Indeed, Sandy Hook was devastating for me as I grew up in a neighboring hamlet in Connecticut and have a number of high school friends who are raising families in Newtown. And now: Boston. The world seems ever so small. That the US senate failed to pass the gun legislation this past week was another heartbreak—for the Newtown families and for us—yet overshadowed by our local drama. The tragic consequences of that failure will be great, considering that tens of thousands of people die each year from gunshots.
We can’t tune out the realities of violence in our world. Nor can we forget that simple joys exist. In fact, we need to seek them out. Purposely.

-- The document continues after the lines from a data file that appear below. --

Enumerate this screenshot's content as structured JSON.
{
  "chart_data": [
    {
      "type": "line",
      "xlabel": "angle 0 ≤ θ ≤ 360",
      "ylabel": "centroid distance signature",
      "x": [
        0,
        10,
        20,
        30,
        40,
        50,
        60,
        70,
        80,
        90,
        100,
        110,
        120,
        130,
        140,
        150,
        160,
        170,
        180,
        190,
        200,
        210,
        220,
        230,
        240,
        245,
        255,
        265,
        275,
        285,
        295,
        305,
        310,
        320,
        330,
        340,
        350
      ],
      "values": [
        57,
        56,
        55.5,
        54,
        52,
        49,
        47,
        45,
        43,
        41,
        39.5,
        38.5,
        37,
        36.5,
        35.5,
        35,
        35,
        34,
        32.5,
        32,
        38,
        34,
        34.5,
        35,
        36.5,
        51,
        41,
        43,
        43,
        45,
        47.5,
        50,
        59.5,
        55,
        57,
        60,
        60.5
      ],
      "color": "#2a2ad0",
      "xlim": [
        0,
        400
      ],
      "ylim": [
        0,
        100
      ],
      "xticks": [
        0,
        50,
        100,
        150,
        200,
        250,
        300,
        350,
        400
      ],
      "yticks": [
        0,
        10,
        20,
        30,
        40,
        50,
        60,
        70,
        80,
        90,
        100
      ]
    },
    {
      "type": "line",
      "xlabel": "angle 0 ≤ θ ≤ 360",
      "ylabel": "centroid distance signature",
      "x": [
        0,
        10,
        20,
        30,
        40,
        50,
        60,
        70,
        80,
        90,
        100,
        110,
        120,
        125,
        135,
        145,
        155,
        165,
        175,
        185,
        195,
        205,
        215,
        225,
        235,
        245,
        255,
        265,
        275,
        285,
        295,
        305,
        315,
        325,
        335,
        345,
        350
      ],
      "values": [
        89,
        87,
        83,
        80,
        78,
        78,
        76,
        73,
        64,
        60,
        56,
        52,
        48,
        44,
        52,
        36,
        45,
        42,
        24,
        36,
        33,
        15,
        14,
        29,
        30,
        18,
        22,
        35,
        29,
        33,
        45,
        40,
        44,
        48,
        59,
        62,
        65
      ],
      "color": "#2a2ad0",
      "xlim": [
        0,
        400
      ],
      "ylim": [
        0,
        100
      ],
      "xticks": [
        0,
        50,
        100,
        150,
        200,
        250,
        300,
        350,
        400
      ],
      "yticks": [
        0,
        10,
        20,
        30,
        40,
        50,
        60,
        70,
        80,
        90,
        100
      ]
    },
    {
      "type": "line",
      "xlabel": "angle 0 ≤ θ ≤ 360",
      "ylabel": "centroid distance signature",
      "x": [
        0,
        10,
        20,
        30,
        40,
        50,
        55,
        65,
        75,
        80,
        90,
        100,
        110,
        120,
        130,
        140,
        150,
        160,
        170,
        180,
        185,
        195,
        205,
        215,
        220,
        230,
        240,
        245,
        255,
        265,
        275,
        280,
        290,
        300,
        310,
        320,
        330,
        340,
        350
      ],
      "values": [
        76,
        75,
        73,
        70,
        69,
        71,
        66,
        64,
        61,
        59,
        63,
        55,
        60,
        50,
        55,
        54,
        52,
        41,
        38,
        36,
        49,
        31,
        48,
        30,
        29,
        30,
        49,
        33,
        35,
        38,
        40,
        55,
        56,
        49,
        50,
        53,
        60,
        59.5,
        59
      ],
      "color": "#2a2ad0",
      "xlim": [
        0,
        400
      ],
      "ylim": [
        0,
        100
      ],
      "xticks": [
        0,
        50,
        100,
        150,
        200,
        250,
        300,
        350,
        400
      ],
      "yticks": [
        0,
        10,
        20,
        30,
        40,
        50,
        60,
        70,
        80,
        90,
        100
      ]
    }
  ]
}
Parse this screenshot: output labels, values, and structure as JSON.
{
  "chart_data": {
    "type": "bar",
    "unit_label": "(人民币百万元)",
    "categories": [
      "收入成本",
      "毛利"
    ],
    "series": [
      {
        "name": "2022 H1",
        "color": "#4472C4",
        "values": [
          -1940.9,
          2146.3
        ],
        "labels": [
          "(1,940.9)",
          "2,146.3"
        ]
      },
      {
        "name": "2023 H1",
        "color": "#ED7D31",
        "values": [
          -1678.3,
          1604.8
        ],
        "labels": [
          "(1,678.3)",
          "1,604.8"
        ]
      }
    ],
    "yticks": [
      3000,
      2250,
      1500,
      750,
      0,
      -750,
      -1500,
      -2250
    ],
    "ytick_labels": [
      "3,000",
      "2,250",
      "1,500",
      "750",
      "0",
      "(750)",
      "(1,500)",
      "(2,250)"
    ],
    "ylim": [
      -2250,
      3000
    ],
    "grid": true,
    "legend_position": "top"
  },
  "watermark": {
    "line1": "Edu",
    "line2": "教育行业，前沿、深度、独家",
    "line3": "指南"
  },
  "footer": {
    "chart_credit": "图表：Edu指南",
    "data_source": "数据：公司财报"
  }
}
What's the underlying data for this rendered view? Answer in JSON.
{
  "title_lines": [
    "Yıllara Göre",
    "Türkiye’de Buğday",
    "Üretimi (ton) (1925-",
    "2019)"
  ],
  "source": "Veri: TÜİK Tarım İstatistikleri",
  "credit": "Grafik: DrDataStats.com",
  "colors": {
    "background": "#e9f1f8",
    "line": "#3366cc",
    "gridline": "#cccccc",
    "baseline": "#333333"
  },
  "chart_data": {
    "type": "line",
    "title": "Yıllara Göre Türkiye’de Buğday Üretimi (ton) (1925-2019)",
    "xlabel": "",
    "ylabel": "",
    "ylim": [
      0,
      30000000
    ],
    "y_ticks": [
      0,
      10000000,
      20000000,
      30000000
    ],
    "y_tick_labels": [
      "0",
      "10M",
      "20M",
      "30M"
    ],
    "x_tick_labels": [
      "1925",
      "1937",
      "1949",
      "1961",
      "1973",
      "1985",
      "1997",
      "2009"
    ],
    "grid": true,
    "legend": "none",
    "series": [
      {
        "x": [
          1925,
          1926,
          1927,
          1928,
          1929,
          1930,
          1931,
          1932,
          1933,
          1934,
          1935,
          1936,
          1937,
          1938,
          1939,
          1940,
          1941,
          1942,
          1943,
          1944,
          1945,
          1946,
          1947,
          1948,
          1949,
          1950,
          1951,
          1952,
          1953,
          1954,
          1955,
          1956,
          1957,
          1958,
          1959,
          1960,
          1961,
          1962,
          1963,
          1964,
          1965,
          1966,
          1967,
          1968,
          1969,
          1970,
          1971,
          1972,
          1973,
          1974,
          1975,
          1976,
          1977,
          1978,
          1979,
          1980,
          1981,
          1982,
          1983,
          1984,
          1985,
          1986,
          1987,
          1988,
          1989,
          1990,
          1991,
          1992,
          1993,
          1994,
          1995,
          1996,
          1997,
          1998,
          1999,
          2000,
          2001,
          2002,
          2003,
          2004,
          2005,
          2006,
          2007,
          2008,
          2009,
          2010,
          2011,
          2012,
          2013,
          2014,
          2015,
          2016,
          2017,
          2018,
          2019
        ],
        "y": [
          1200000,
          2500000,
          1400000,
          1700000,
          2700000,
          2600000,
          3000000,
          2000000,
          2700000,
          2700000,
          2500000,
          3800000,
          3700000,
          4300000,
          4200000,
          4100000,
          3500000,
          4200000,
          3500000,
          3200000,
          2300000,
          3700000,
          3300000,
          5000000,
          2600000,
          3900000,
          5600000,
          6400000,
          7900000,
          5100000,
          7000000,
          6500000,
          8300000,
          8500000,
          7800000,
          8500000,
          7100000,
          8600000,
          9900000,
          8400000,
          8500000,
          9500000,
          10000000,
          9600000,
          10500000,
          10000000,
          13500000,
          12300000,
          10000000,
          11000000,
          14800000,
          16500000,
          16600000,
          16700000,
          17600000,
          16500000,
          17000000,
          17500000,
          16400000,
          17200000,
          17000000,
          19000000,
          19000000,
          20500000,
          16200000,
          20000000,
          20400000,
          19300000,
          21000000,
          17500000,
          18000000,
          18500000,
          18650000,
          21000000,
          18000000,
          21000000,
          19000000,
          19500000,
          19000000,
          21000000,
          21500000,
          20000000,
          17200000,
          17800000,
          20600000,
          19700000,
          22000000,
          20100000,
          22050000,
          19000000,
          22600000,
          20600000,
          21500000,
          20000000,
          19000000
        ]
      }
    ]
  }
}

As my little one celebrated her birthday on Friday night with her chums, the intrusion of the final chapter in the manhunt unfolded. Several of the girls had their cell phones in hand while dancing and singing, reporting back on updates, even after my failed attempts at turning off the TV. “They found the guy. They found the guy!” Eventually they all fell asleep in a heap among sleeping bags. The next morning the girls wandered outside and plucked daffodils at the edges of neighboring yards. “No, we didn’t go into people’s gardens, Mrs. Cousineau!”
Josie’s actual birthday was on Sunday. And yes we all had to go to church. No easy outs. If anything, we needed the structure of the four walls of the simple white clapboard church and to be among a community in mourning.